I can’t say I’m impressed with the PZ link, since it claims that racism is systemic but concludes that we have to tear into Rupert Murdoch and other rich assholes. That’s not very consistent; if it’s systemic then the focus should be on changing the system, not individual jerks.
What the right wing sources of information are doing with CRT is worse. Especially by showing that they do not have a clue about what a framework is.
A theoretical framework consists of concepts and, together with their definitions and reference to relevant scholarly literature, existing theory that is used for your particular study. The theoretical framework must demonstrate an understanding of theories and concepts that are relevant to the topic of your research paper and that relate to the broader areas of knowledge being considered.
The theoretical framework is most often not something readily found within the literature . You must review course readings and pertinent research studies for theories and analytic models that are relevant to the research problem you are investigating.
The big mistake or lie from Tucker Carson and other blogessors from the right wing out there is to present whatever and all research anyone could make with that framework as being bad or evil, even before checking the evidence or data acquired (BTW the research is valid or not depending on the quality of the work and the review).
Carson and the like are being even bigoted against research itself.
Of course that does depend on specific research that reaches that conclusion before it is done, do you have a cite?
Problem has been that many sources from the right start with that caricature and not a cite from research doing that very thing was presented in previous discussions.
Pretty much all forms of theory in social sciences are technically unfalsifiable (including the popular conservative/libertarian idol of economic “rational choice theory”, for example), because there’s no way of doing a controlled experiment on them. You can’t isolate a social phenomenon in order to determine exactly what other social phenomena it does or doesn’t interact with. That doesn’t mean that such theories aren’t useful or meaningful in their own right.

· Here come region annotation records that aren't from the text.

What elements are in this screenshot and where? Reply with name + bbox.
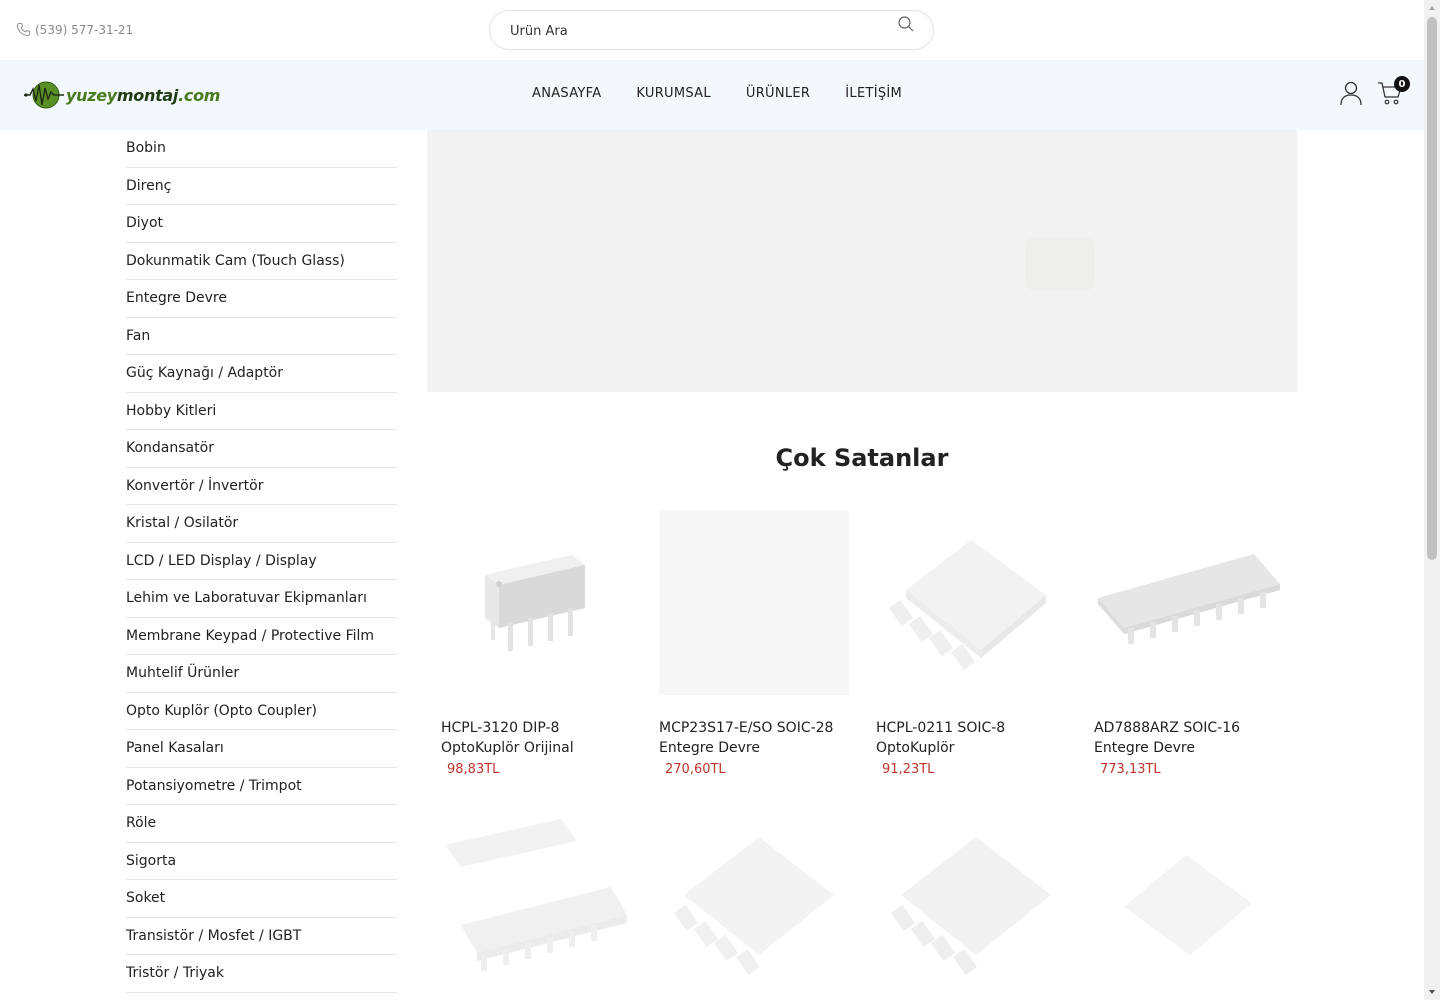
product-price: 91,23TL (882, 762, 935, 777)
category-item[interactable]: Panel Kasaları (126, 730, 397, 768)
product-image[interactable] (441, 815, 631, 1000)
category-item[interactable]: Lehim ve Laboratuvar Ekipmanları (126, 580, 397, 618)
category-item[interactable]: Diyot (126, 205, 397, 243)
soic16-chip-image (1098, 554, 1280, 644)
product-price: 270,60TL (665, 762, 726, 777)
main-nav: ANASAYFA KURUMSAL ÜRÜNLER İLETİŞİM (515, 86, 937, 101)
phone-number: (539) 577-31-21 (35, 22, 134, 37)
category-item[interactable]: Dokunmatik Cam (Touch Glass) (126, 243, 397, 280)
product-image[interactable] (1094, 510, 1284, 695)
product-name[interactable]: AD7888ARZ SOIC-16 Entegre Devre (1094, 718, 1294, 758)
category-item[interactable]: Membrane Keypad / Protective Film (126, 618, 397, 655)
category-item[interactable]: Kondansatör (126, 430, 397, 468)
category-item[interactable]: Soket (126, 880, 397, 918)
nav-link-contact[interactable]: İLETİŞİM (845, 86, 902, 101)
product-card[interactable]: MCP23S17-E/SO SOIC-28 Entegre Devre 270,… (659, 510, 849, 777)
nav-link-products[interactable]: ÜRÜNLER (746, 86, 810, 101)
logo-icon (24, 81, 64, 109)
site-logo[interactable]: yuzeymontaj.com (24, 78, 220, 112)
category-sidebar: Bobin Direnç Diyot Dokunmatik Cam (Touch… (126, 130, 397, 993)
category-item[interactable]: Röle (126, 805, 397, 843)
category-item[interactable]: Tristör / Triyak (126, 955, 397, 993)
category-item[interactable]: Konvertör / İnvertör (126, 468, 397, 505)
phone-contact[interactable]: (539) 577-31-21 (16, 22, 133, 37)
search-box (489, 10, 934, 50)
category-item[interactable]: Bobin (126, 130, 397, 168)
product-name[interactable]: HCPL-0211 SOIC-8 OptoKuplör (876, 718, 1076, 758)
product-name[interactable]: HCPL-3120 DIP-8 OptoKuplör Orijinal (441, 718, 641, 758)
product-price: 773,13TL (1100, 762, 1161, 777)
category-item[interactable]: Opto Kuplör (Opto Coupler) (126, 693, 397, 730)
soic28-chip-image (445, 819, 627, 971)
soic8-chip-image (673, 837, 834, 976)
search-input[interactable] (510, 20, 870, 42)
logo-text-part3: .com (178, 85, 221, 105)
category-item[interactable]: Hobby Kitleri (126, 393, 397, 430)
logo-text-part1: yuzey (66, 85, 117, 105)
product-image[interactable] (1094, 815, 1284, 1000)
category-item[interactable]: Sigorta (126, 843, 397, 880)
product-image[interactable] (876, 510, 1066, 695)
soic8-chip-image (888, 540, 1046, 671)
product-image[interactable] (441, 510, 631, 695)
nav-link-corporate[interactable]: KURUMSAL (636, 86, 710, 101)
top-bar: (539) 577-31-21 (0, 0, 1424, 60)
hero-banner[interactable] (427, 130, 1297, 392)
bestsellers-title: Çok Satanlar (775, 444, 949, 472)
category-item[interactable]: Entegre Devre (126, 280, 397, 318)
product-image[interactable] (876, 815, 1066, 1000)
category-item[interactable]: LCD / LED Display / Display (126, 543, 397, 580)
cart-count-badge: 0 (1394, 76, 1410, 92)
search-icon[interactable] (897, 15, 915, 33)
product-name[interactable]: MCP23S17-E/SO SOIC-28 Entegre Devre (659, 718, 859, 758)
product-image[interactable] (659, 815, 849, 1000)
page-scrollbar[interactable] (1424, 0, 1440, 1000)
category-item[interactable]: Direnç (126, 168, 397, 205)
qfp-chip-image (1124, 855, 1252, 955)
scroll-down-icon[interactable] (1424, 984, 1440, 1000)
soic8-chip-image (890, 837, 1051, 976)
category-item[interactable]: Fan (126, 318, 397, 355)
logo-text-part2: montaj (116, 85, 179, 105)
category-item[interactable]: Kristal / Osilatör (126, 505, 397, 543)
product-image[interactable] (659, 510, 849, 695)
scroll-up-icon[interactable] (1424, 0, 1440, 16)
category-item[interactable]: Güç Kaynağı / Adaptör (126, 355, 397, 393)
category-item[interactable]: Transistör / Mosfet / IGBT (126, 918, 397, 955)
nav-link-home[interactable]: ANASAYFA (532, 86, 601, 101)
account-icon[interactable] (1339, 80, 1363, 106)
product-card[interactable]: HCPL-0211 SOIC-8 OptoKuplör 91,23TL (876, 510, 1066, 777)
dip8-chip-image (485, 555, 585, 651)
banner-placeholder-image (1025, 238, 1095, 290)
category-item[interactable]: Potansiyometre / Trimpot (126, 768, 397, 805)
main-header: yuzeymontaj.com ANASAYFA KURUMSAL ÜRÜNLE… (0, 60, 1424, 130)
phone-icon (16, 22, 31, 37)
scrollbar-thumb[interactable] (1427, 17, 1437, 560)
product-price: 98,83TL (447, 762, 500, 777)
category-item[interactable]: Muhtelif Ürünler (126, 655, 397, 693)
logo-text: yuzeymontaj.com (66, 86, 220, 105)
product-card[interactable]: HCPL-3120 DIP-8 OptoKuplör Orijinal 98,8… (441, 510, 631, 777)
product-card[interactable]: AD7888ARZ SOIC-16 Entegre Devre 773,13TL (1094, 510, 1284, 777)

People who complain about social science theory being “unfalsifiable” are simply failing to understand fundamental features of both social science and physical science.

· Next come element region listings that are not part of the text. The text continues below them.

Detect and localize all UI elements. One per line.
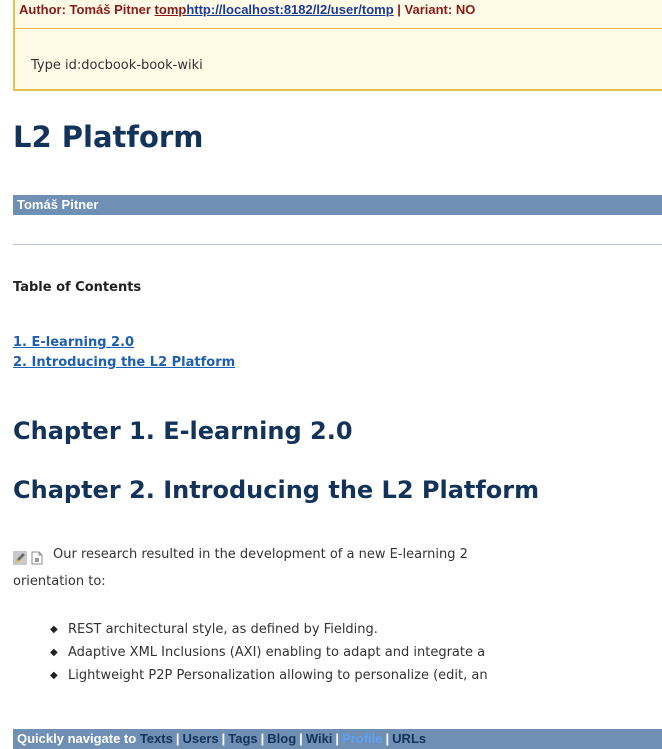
author-prefix: Author: Tomáš Pitner bbox=[19, 2, 155, 17]
paragraph-line-2: orientation to: bbox=[13, 574, 106, 589]
author-bar: Tomáš Pitner bbox=[13, 195, 662, 215]
nav-separator: | bbox=[221, 731, 226, 746]
nav-separator: | bbox=[260, 731, 265, 746]
info-box: Author: Tomáš Pitner tomphttp://localhos… bbox=[13, 0, 662, 91]
paragraph-icons bbox=[13, 541, 47, 568]
document-icon[interactable] bbox=[30, 548, 44, 564]
quick-nav-label: Quickly navigate to bbox=[17, 731, 137, 746]
toc-list: 1. E-learning 2.0 2. Introducing the L2 … bbox=[13, 333, 235, 373]
nav-link-urls[interactable]: URLs bbox=[392, 731, 426, 746]
feature-list: REST architectural style, as defined by … bbox=[50, 618, 488, 687]
nav-link-blog[interactable]: Blog bbox=[267, 731, 296, 746]
list-item: Adaptive XML Inclusions (AXI) enabling t… bbox=[50, 641, 488, 664]
nav-separator: | bbox=[385, 731, 390, 746]
toc-link-chapter-1[interactable]: 1. E-learning 2.0 bbox=[13, 335, 134, 350]
edit-icon[interactable] bbox=[13, 548, 27, 565]
nav-link-profile[interactable]: Profile bbox=[342, 731, 382, 746]
nav-separator: | bbox=[335, 731, 340, 746]
author-url-link[interactable]: http://localhost:8182/l2/user/tomp bbox=[186, 2, 393, 17]
nav-link-texts[interactable]: Texts bbox=[140, 731, 173, 746]
chapter-1-heading: Chapter 1. E-learning 2.0 bbox=[13, 417, 353, 445]
variant-text: | Variant: NO bbox=[393, 2, 476, 17]
paragraph: Our research resulted in the development… bbox=[13, 541, 662, 595]
paragraph-line-1: Our research resulted in the development… bbox=[53, 547, 468, 562]
nav-separator: | bbox=[175, 731, 180, 746]
quick-nav-bar: Quickly navigate to Texts | Users | Tags | Blo… bbox=[13, 729, 662, 749]
toc-link-chapter-2[interactable]: 2. Introducing the L2 Platform bbox=[13, 355, 235, 370]
nav-link-wiki[interactable]: Wiki bbox=[306, 731, 333, 746]
toc-title: Table of Contents bbox=[13, 280, 142, 295]
page-title: L2 Platform bbox=[13, 120, 204, 154]
list-item: REST architectural style, as defined by … bbox=[50, 618, 488, 641]
toc-item: 1. E-learning 2.0 bbox=[13, 333, 235, 353]
type-id-text: Type id:docbook-book-wiki bbox=[31, 58, 203, 73]
nav-link-users[interactable]: Users bbox=[182, 731, 218, 746]
info-divider bbox=[15, 28, 662, 29]
author-info-line: Author: Tomáš Pitner tomphttp://localhos… bbox=[19, 2, 475, 17]
nav-link-tags[interactable]: Tags bbox=[228, 731, 257, 746]
author-link[interactable]: tomp bbox=[155, 2, 187, 17]
nav-separator: | bbox=[299, 731, 303, 746]
chapter-2-heading: Chapter 2. Introducing the L2 Platform bbox=[13, 476, 540, 504]
toc-item: 2. Introducing the L2 Platform bbox=[13, 353, 235, 373]
divider bbox=[13, 244, 662, 245]
list-item: Lightweight P2P Personalization allowing… bbox=[50, 664, 488, 687]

But this is the real world we’re talking about here. Who on earth imagines that it’s a credible position to simply deny that racism exists? Unless you’ve been living under a rock on Mars for the last 500 years or so, you have ample evidence that racism exists.
Mostly this thread reminds me that I’m so old I keep wondering why people are obsessing about cathode ray tubes.
However, the Britannica site seems to have as neutral (IMHO) a definition of CRT as I’ve been able to find and assess.
There’s more, providing historical background and more detail and nuance, but that’s the high-level (and inexact) description. It’s useful to read the rest of the article for context.
Two further points to add from my inexpert view:
Where CRT gets murky is around the issue of intent. Not all systemic racism involves individuals explicitly intending to be racist; a lot of it is just inherent in the way the various systems were created and have historically been operated. Sometimes the racism is so “baked in” to the system it looks like an unintended organic by-product [sic] rather than an intrinsic flaw.
Also, the use of “benefit” in the context of white people seems to raise the same dander as the phrase “white privilege”, when in reality both tend to mean “not actively disadvantaged or targeted for reason of race”. Being white doesn’t mean everything gets handed to you on a silver platter, but it does usually mean that you get served a much smaller portion of shit to eat than non-whites get.